Abstract:
In recent years, system designers have increasingly been turning to heterogeneous systems to improve performance and energy efficiency. Specialized accelerators are frequently used to improve the efficiency of computations that run inefficiently on conventional, general-purpose processors. As a result, systems ranging from smartphones to datacenters, hyperscalers, and supercomputers are increasingly using large numbers of accelerators (including GPUs) while providing better efficiency than CPU-based solutions. In particular, GPUs are widely used in these systems due to their combination of programmability and efficiency. Traditionally, GPUs are throughput-oriented, focused on data parallelism, and assume synchronization happens at a coarse granularity.

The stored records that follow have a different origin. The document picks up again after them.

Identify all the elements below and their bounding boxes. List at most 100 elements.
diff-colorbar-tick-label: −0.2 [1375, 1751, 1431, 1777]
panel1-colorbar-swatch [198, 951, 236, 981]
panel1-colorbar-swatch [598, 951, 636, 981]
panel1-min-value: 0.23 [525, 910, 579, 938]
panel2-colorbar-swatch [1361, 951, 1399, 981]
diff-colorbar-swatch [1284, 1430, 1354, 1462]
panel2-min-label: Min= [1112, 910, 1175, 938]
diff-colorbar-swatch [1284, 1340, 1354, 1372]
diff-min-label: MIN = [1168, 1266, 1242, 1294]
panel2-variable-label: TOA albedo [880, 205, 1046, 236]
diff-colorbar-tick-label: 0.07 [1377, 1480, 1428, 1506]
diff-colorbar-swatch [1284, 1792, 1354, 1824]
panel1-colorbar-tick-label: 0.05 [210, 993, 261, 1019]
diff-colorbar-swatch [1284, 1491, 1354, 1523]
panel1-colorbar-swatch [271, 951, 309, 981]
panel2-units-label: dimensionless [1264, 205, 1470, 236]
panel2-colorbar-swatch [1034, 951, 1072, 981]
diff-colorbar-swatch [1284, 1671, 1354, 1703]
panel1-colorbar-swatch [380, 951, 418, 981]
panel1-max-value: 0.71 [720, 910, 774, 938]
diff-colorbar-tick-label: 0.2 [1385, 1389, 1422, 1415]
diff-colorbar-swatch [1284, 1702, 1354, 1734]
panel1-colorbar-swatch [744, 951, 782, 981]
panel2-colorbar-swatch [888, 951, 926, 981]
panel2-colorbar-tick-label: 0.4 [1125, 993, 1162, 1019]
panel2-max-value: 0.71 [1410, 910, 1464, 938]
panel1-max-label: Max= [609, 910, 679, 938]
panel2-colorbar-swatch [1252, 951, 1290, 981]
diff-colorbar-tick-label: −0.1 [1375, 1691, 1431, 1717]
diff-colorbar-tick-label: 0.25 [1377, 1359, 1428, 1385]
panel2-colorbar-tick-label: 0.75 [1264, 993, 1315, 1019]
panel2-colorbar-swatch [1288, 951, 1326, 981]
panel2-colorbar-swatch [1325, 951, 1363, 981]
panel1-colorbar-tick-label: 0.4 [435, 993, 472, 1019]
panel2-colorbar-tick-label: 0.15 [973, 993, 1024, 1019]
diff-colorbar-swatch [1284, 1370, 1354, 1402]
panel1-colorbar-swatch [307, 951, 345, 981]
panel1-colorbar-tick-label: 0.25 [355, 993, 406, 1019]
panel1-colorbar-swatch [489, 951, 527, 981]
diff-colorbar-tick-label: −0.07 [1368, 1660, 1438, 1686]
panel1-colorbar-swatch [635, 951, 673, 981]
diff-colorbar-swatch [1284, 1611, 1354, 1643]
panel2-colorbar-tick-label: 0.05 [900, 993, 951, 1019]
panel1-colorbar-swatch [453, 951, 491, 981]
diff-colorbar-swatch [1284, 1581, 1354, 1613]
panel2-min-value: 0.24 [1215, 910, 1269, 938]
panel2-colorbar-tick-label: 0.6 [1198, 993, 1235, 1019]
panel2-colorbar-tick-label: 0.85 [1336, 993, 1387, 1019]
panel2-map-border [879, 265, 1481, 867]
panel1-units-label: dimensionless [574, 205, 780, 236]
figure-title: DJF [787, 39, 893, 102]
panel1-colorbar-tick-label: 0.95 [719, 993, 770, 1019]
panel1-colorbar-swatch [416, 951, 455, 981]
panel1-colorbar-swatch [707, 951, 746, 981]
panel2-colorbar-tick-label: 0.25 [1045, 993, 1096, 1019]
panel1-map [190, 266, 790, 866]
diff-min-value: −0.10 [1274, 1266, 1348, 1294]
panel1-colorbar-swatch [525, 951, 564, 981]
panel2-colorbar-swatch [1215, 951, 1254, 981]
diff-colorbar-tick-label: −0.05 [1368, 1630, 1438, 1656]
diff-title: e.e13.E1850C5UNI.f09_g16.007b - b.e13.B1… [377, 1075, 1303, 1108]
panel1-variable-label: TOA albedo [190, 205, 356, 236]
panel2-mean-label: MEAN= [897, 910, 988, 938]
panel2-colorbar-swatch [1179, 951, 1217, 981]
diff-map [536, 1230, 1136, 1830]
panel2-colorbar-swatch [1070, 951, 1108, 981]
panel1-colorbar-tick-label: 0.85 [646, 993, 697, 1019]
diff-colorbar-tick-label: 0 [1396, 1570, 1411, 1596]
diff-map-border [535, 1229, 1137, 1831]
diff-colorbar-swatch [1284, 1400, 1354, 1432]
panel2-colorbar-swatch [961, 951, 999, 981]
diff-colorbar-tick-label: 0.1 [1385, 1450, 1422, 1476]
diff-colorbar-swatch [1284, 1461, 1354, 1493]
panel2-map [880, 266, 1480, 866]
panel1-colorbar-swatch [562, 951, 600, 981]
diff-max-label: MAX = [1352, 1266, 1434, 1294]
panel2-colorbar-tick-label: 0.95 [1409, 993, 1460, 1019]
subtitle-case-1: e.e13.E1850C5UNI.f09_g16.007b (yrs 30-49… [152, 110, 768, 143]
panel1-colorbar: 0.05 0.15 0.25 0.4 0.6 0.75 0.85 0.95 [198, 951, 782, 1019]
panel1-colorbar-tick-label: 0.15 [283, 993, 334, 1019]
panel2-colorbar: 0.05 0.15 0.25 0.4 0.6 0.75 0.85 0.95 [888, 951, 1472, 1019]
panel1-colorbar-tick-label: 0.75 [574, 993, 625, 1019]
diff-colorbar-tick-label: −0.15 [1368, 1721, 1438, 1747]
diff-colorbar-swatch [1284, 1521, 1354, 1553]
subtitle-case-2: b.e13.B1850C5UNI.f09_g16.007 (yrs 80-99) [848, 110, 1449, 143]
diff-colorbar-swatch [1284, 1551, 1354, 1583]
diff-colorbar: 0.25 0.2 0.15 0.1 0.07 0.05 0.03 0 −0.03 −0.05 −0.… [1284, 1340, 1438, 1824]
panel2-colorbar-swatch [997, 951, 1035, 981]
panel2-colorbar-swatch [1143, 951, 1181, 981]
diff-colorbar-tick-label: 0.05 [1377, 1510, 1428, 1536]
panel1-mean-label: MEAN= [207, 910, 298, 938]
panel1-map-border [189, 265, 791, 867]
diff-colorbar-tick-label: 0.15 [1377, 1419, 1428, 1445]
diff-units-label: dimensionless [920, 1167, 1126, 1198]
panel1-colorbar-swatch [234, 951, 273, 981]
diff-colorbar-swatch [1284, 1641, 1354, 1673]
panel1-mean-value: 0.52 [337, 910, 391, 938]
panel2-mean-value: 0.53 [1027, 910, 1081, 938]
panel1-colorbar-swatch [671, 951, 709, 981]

However, programmers have begun using these systems for a wider variety of applications which exhibit different characteristics, including latency-sensitivity, mixes of both task and data parallelism, and fine-grained synchronization. Thus, future heterogeneous systems must evolve and make deadline-aware scheduling, more intelligent data movement, efficient fine-grained synchronization, and effective power management first-order design constraints. In the first part of this talk, I will discuss our efforts to apply hardware-software co-design to help future heterogeneous systems overcome these challenges and improve performance, energy efficiency, and scalability. Then, in the second part I will discuss how the on-going transition to chiplet-based heterogeneous systems exacerbates these challenges and how we address these challenges in chiplet-based heterogeneous systems by rethinking the control plane.
Bio:
Matt Sinclair is an Assistant Professor in the Computer Sciences Department at the University of Wisconsin-Madison. He is also an Affiliate Faculty in the ECE Department and Teaching Academy at UW-Madison. His research primarily focuses on how to design, program, and optimize future heterogeneous systems. He also designs the tools for future heterogeneous systems, including serving on the gem5 Project Management Committee and the MLCommons Power, HPC, and Science Working Groups. He is a recipient of the DOE Early Career and NSF CAREER awards, and his work has been funded by the DOE, Google, NSF, and SRC. Matt’s research has also been recognized several times, including an ACM Doctoral Dissertation Award nomination, a Qualcomm Innovation Fellowship, the David J. Kuck Outstanding PhD Thesis Award, and an ACM SIGARCH – IEEE Computer Society TCCA Outstanding Dissertation Award Honorable Mention. He is also the current steward for the ISCA Hall of Fame.